Opportunistic pathogens
Only causes disease when in immunocompromised patients.
Low virulence organisms become pathogens.
Infection
When an organism:
- Enters the body
- Increases in number of size
- Damages the host whilst replicating
Invasion –> Replication –> Damage
Commensal
An organism that lives in or on a patient without causing an infection.
The main features of the immune system.
Has memory: primary and secondary response which are triggered by antigens.

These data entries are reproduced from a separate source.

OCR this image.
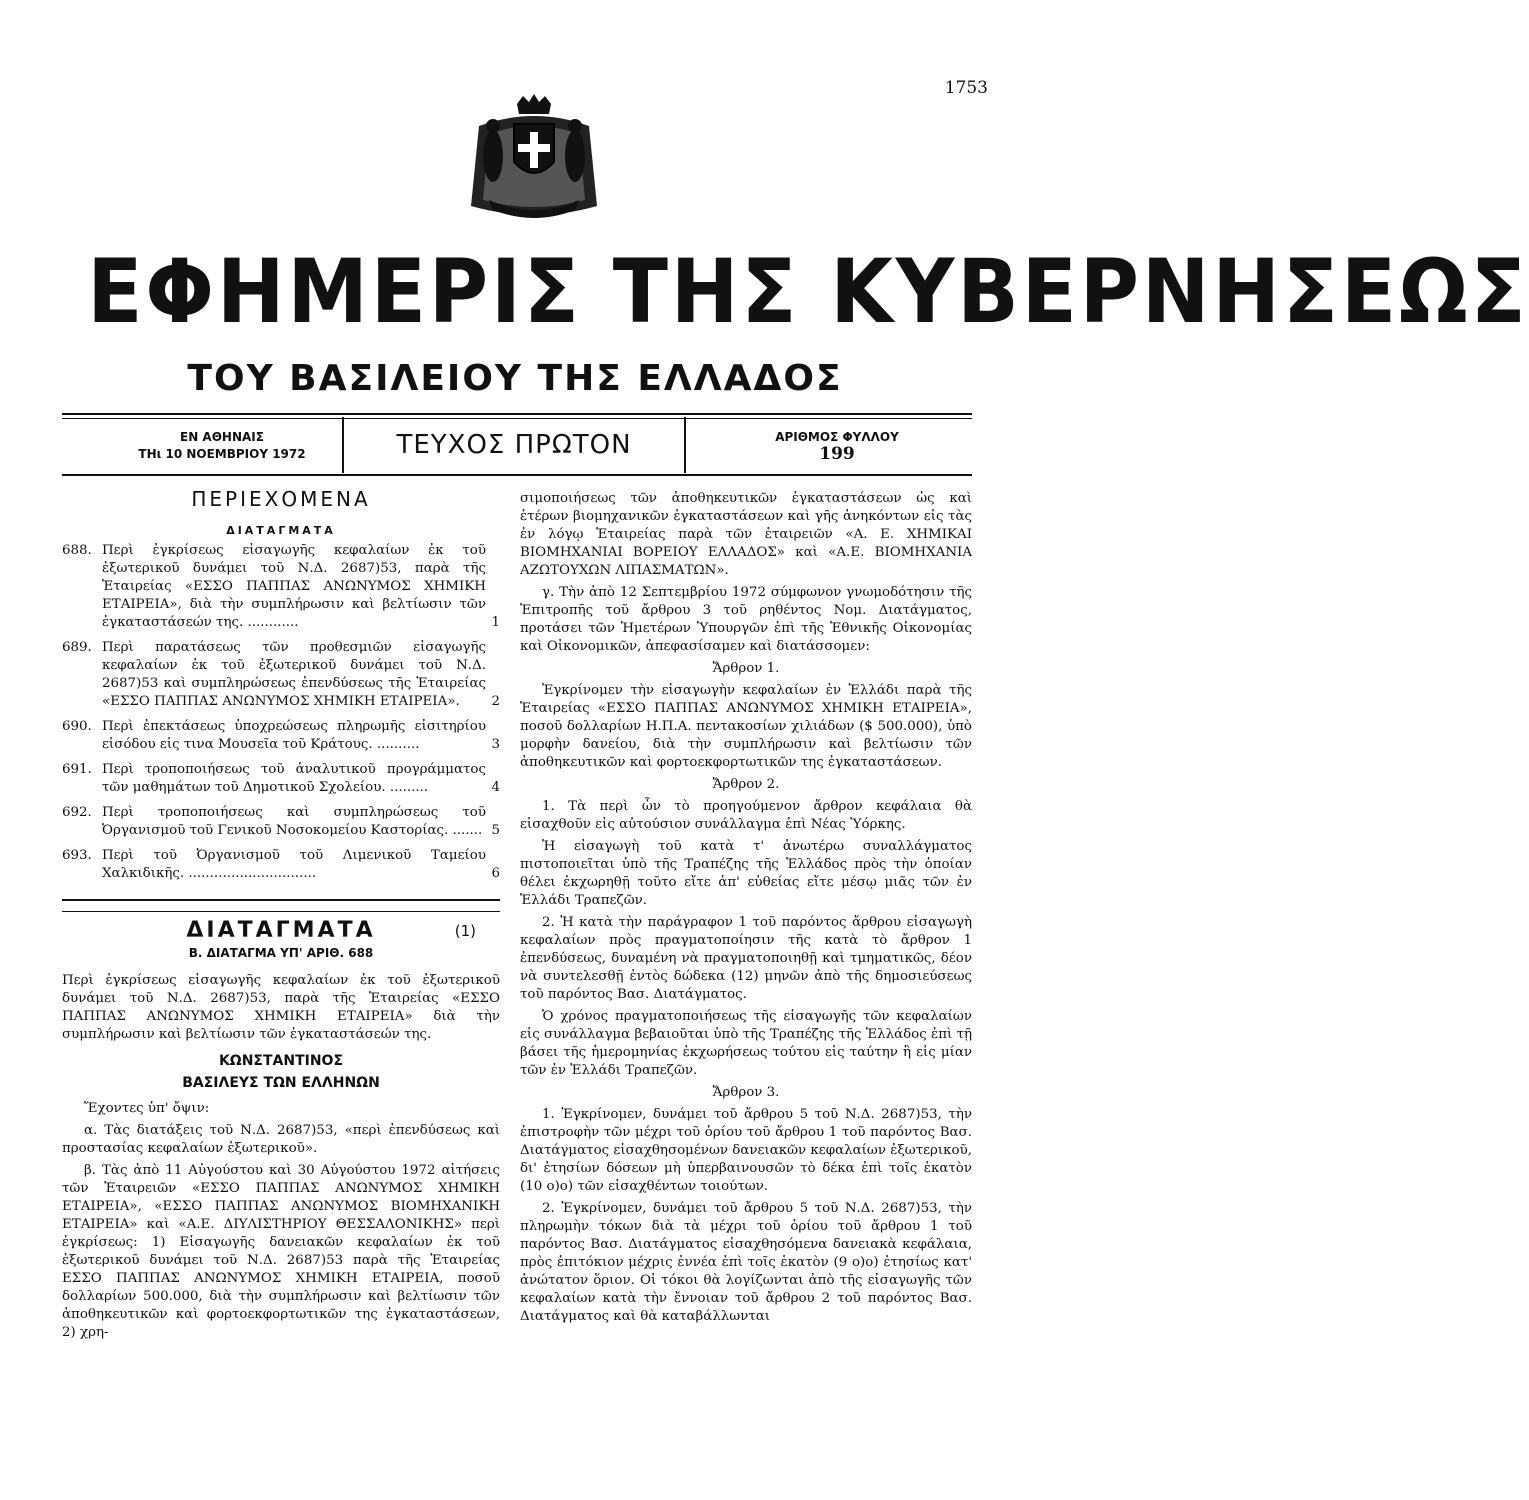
1753
ΕΦΗΜΕΡΙΣ ΤΗΣ ΚΥΒΕΡΝΗΣΕΩΣ
ΤΟΥ ΒΑΣΙΛΕΙΟΥ ΤΗΣ ΕΛΛΑΔΟΣ
ΕΝ ΑΘΗΝΑΙΣ
ΤΗι 10 ΝΟΕΜΒΡΙΟΥ 1972	ΤΕΥΧΟΣ ΠΡΩΤΟΝ	ΑΡΙΘΜΟΣ ΦΥΛΛΟΥ
199
ΠΕΡΙΕΧΟΜΕΝΑ
ΔΙΑΤΑΓΜΑΤΑ
688. Περὶ ἐγκρίσεως εἰσαγωγῆς κεφαλαίων ἐκ τοῦ ἐξωτερικοῦ δυνάμει τοῦ Ν.Δ. 2687)53, παρὰ τῆς Ἑταιρείας «ΕΣΣΟ ΠΑΠΠΑΣ ΑΝΩΝΥΜΟΣ ΧΗΜΙΚΗ ΕΤΑΙΡΕΙΑ», διὰ τὴν συμπλήρωσιν καὶ βελτίωσιν τῶν ἐγκαταστάσεών της. ............	1
689. Περὶ παρατάσεως τῶν προθεσμιῶν εἰσαγωγῆς κεφαλαίων ἐκ τοῦ ἐξωτερικοῦ δυνάμει τοῦ Ν.Δ. 2687)53 καὶ συμπληρώσεως ἐπενδύσεως τῆς Ἑταιρείας «ΕΣΣΟ ΠΑΠΠΑΣ ΑΝΩΝΥΜΟΣ ΧΗΜΙΚΗ ΕΤΑΙΡΕΙΑ».	2
690. Περὶ ἐπεκτάσεως ὑποχρεώσεως πληρωμῆς εἰσιτηρίου εἰσόδου εἰς τινα Μουσεῖα τοῦ Κράτους. ..........	3
691. Περὶ τροποποιήσεως τοῦ ἀναλυτικοῦ προγράμματος τῶν μαθημάτων τοῦ Δημοτικοῦ Σχολείου. .........	4
692. Περὶ τροποποιήσεως καὶ συμπληρώσεως τοῦ Ὀργανισμοῦ τοῦ Γενικοῦ Νοσοκομείου Καστορίας. ....... 5
693. Περὶ τοῦ Ὀργανισμοῦ τοῦ Λιμενικοῦ Ταμείου Χαλκιδικῆς. ..............................	6
ΔΙΑΤΑΓΜΑΤΑ	(1)
Β. ΔΙΑΤΑΓΜΑ ΥΠ' ΑΡΙΘ. 688

Περὶ ἐγκρίσεως εἰσαγωγῆς κεφαλαίων ἐκ τοῦ ἐξωτερικοῦ δυνάμει τοῦ Ν.Δ. 2687)53, παρὰ τῆς Ἑταιρείας «ΕΣΣΟ ΠΑΠΠΑΣ ΑΝΩΝΥΜΟΣ ΧΗΜΙΚΗ ΕΤΑΙΡΕΙΑ» διὰ τὴν συμπλήρωσιν καὶ βελτίωσιν τῶν ἐγκαταστάσεών της.

ΚΩΝΣΤΑΝΤΙΝΟΣ

ΒΑΣΙΛΕΥΣ ΤΩΝ ΕΛΛΗΝΩΝ

Ἔχοντες ὑπ' ὄψιν:

α. Τὰς διατάξεις τοῦ Ν.Δ. 2687)53, «περὶ ἐπενδύσεως καὶ προστασίας κεφαλαίων ἐξωτερικοῦ».

β. Τὰς ἀπὸ 11 Αὐγούστου καὶ 30 Αὐγούστου 1972 αἰτήσεις τῶν Ἑταιρειῶν «ΕΣΣΟ ΠΑΠΠΑΣ ΑΝΩΝΥΜΟΣ ΧΗΜΙΚΗ ΕΤΑΙΡΕΙΑ», «ΕΣΣΟ ΠΑΠΠΑΣ ΑΝΩΝΥΜΟΣ ΒΙΟΜΗΧΑΝΙΚΗ ΕΤΑΙΡΕΙΑ» καὶ «Α.Ε. ΔΙΥΛΙΣΤΗΡΙΟΥ ΘΕΣΣΑΛΟΝΙΚΗΣ» περὶ ἐγκρίσεως: 1) Εἰσαγωγῆς δανειακῶν κεφαλαίων ἐκ τοῦ ἐξωτερικοῦ δυνάμει τοῦ Ν.Δ. 2687)53 παρὰ τῆς Ἑταιρείας ΕΣΣΟ ΠΑΠΠΑΣ ΑΝΩΝΥΜΟΣ ΧΗΜΙΚΗ ΕΤΑΙΡΕΙΑ, ποσοῦ δολλαρίων 500.000, διὰ τὴν συμπλήρωσιν καὶ βελτίωσιν τῶν ἀποθηκευτικῶν καὶ φορτοεκφορτωτικῶν της ἐγκαταστάσεων, 2) χρη-

σιμοποιήσεως τῶν ἀποθηκευτικῶν ἐγκαταστάσεων ὡς καὶ ἑτέρων βιομηχανικῶν ἐγκαταστάσεων καὶ γῆς ἀνηκόντων εἰς τὰς ἐν λόγῳ Ἑταιρείας παρὰ τῶν ἑταιρειῶν «Α. Ε. ΧΗΜΙΚΑΙ ΒΙΟΜΗΧΑΝΙΑΙ ΒΟΡΕΙΟΥ ΕΛΛΑΔΟΣ» καὶ «Α.Ε. ΒΙΟΜΗΧΑΝΙΑ ΑΖΩΤΟΥΧΩΝ ΛΙΠΑΣΜΑΤΩΝ».

γ. Τὴν ἀπὸ 12 Σεπτεμβρίου 1972 σύμφωνον γνωμοδότησιν τῆς Ἐπιτροπῆς τοῦ ἄρθρου 3 τοῦ ρηθέντος Νομ. Διατάγματος, προτάσει τῶν Ἡμετέρων Ὑπουργῶν ἐπὶ τῆς Ἐθνικῆς Οἰκονομίας καὶ Οἰκονομικῶν, ἀπεφασίσαμεν καὶ διατάσσομεν:

Ἄρθρον 1.

Ἐγκρίνομεν τὴν εἰσαγωγὴν κεφαλαίων ἐν Ἑλλάδι παρὰ τῆς Ἑταιρείας «ΕΣΣΟ ΠΑΠΠΑΣ ΑΝΩΝΥΜΟΣ ΧΗΜΙΚΗ ΕΤΑΙΡΕΙΑ», ποσοῦ δολλαρίων Η.Π.Α. πεντακοσίων χιλιάδων ($ 500.000), ὑπὸ μορφὴν δανείου, διὰ τὴν συμπλήρωσιν καὶ βελτίωσιν τῶν ἀποθηκευτικῶν καὶ φορτοεκφορτωτικῶν της ἐγκαταστάσεων.

Ἄρθρον 2.

1. Τὰ περὶ ὧν τὸ προηγούμενον ἄρθρον κεφάλαια θὰ εἰσαχθοῦν εἰς αὐτούσιον συνάλλαγμα ἐπὶ Νέας Ὑόρκης.

Ἡ εἰσαγωγὴ τοῦ κατὰ τ' ἀνωτέρω συναλλάγματος πιστοποιεῖται ὑπὸ τῆς Τραπέζης τῆς Ἑλλάδος πρὸς τὴν ὁποίαν θέλει ἐκχωρηθῇ τοῦτο εἴτε ἀπ' εὐθείας εἴτε μέσῳ μιᾶς τῶν ἐν Ἑλλάδι Τραπεζῶν.

2. Ἡ κατὰ τὴν παράγραφον 1 τοῦ παρόντος ἄρθρου εἰσαγωγὴ κεφαλαίων πρὸς πραγματοποίησιν τῆς κατὰ τὸ ἄρθρον 1 ἐπενδύσεως, δυναμένη νὰ πραγματοποιηθῇ καὶ τμηματικῶς, δέον νὰ συντελεσθῇ ἐντὸς δώδεκα (12) μηνῶν ἀπὸ τῆς δημοσιεύσεως τοῦ παρόντος Βασ. Διατάγματος.

Ὁ χρόνος πραγματοποιήσεως τῆς εἰσαγωγῆς τῶν κεφαλαίων εἰς συνάλλαγμα βεβαιοῦται ὑπὸ τῆς Τραπέζης τῆς Ἑλλάδος ἐπὶ τῇ βάσει τῆς ἡμερομηνίας ἐκχωρήσεως τούτου εἰς ταύτην ἢ εἰς μίαν τῶν ἐν Ἑλλάδι Τραπεζῶν.

Ἄρθρον 3.

1. Ἐγκρίνομεν, δυνάμει τοῦ ἄρθρου 5 τοῦ Ν.Δ. 2687)53, τὴν ἐπιστροφὴν τῶν μέχρι τοῦ ὁρίου τοῦ ἄρθρου 1 τοῦ παρόντος Βασ. Διατάγματος εἰσαχθησομένων δανειακῶν κεφαλαίων ἐξωτερικοῦ, δι' ἐτησίων δόσεων μὴ ὑπερβαινουσῶν τὸ δέκα ἐπὶ τοῖς ἑκατὸν (10 ο)ο) τῶν εἰσαχθέντων τοιούτων.

2. Ἐγκρίνομεν, δυνάμει τοῦ ἄρθρου 5 τοῦ Ν.Δ. 2687)53, τὴν πληρωμὴν τόκων διὰ τὰ μέχρι τοῦ ὁρίου τοῦ ἄρθρου 1 τοῦ παρόντος Βασ. Διατάγματος εἰσαχθησόμενα δανειακὰ κεφάλαια, πρὸς ἐπιτόκιον μέχρις ἐννέα ἐπὶ τοῖς ἑκατὸν (9 ο)ο) ἐτησίως κατ' ἀνώτατον ὅριον. Οἱ τόκοι θὰ λογίζωνται ἀπὸ τῆς εἰσαγωγῆς τῶν κεφαλαίων κατὰ τὴν ἔννοιαν τοῦ ἄρθρου 2 τοῦ παρόντος Βασ. Διατάγματος καὶ θὰ καταβάλλωνται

Antigen specific: different antibodies are produced according to the antigen.
Tolerant:
Non reactivity to certain antigens not seen as harmful like; self-antigens, commensals, harmless environmental antigens (like pollen)
Strain of bacteria
Difference between the same species of bacteria
This is dependant on the cell wall of the bacteria
Taxonomical way to classify bacteria:
describes the antigen and proteins in the bacteria’s cell wall.
e.g E.coli O157: H7
Contains O and H antigen.
S.pyogenes M3T3
Contains M and T protein
Different shapes of bacteria
Coccus/ Cocci: Round
Bacilli/ Bacillus: Long
Spiral/ branched
Vibrio (comma shape)
Gram positive baceteria
Bacteria that turns purple when Gram stain is used:
Contains a thick peptidoglycan in the cell wall
Contains lipoteichoic and teichoic acid in cell wall
Gram negative bacteria
Bacteria that turns pink with Gram stain, very little peptidoglycan in cell wall:
Contains two lipid bilayer in the cell membrane:
Bilayer –> Thin peptidoglycan –> Second bilayer
Outer membrane contains lipopolysaccharides and proteins + pores.
Describe the Gram staining technique.
- Bacteria is fixed and treated with crystal violet and iodine.
- Decolourise the sample with alcohol.
- If the colour stays purple = Gram positive.
- If decolourisation occurs, stain with safranin. A pink colour indicates Gram negative
Bacterias that cannot be tested through Gram staining
Mycoplasma (causes pneumonia) and Chlamydia:
Do not have cell wall.
Mycobacteria: does not stain with Gram, despite having a cell wall
Lipopolysaccharide
Also known as endotoxins
Found on the outer membrane of Gram negative bacteria.
This causes a systemic activation of the immune response as the immune system is very sensitive to it.
Toll like receptors in the immune system recognises endotoxins.
Peptidoglycan
3-D polymer
Contains:
N-acetylated sugars; glucosamine and muramic acid.
3-5 amino acid peptides; resistant to enzymatic destruction.
Cross linked by transpeptidase enzymes.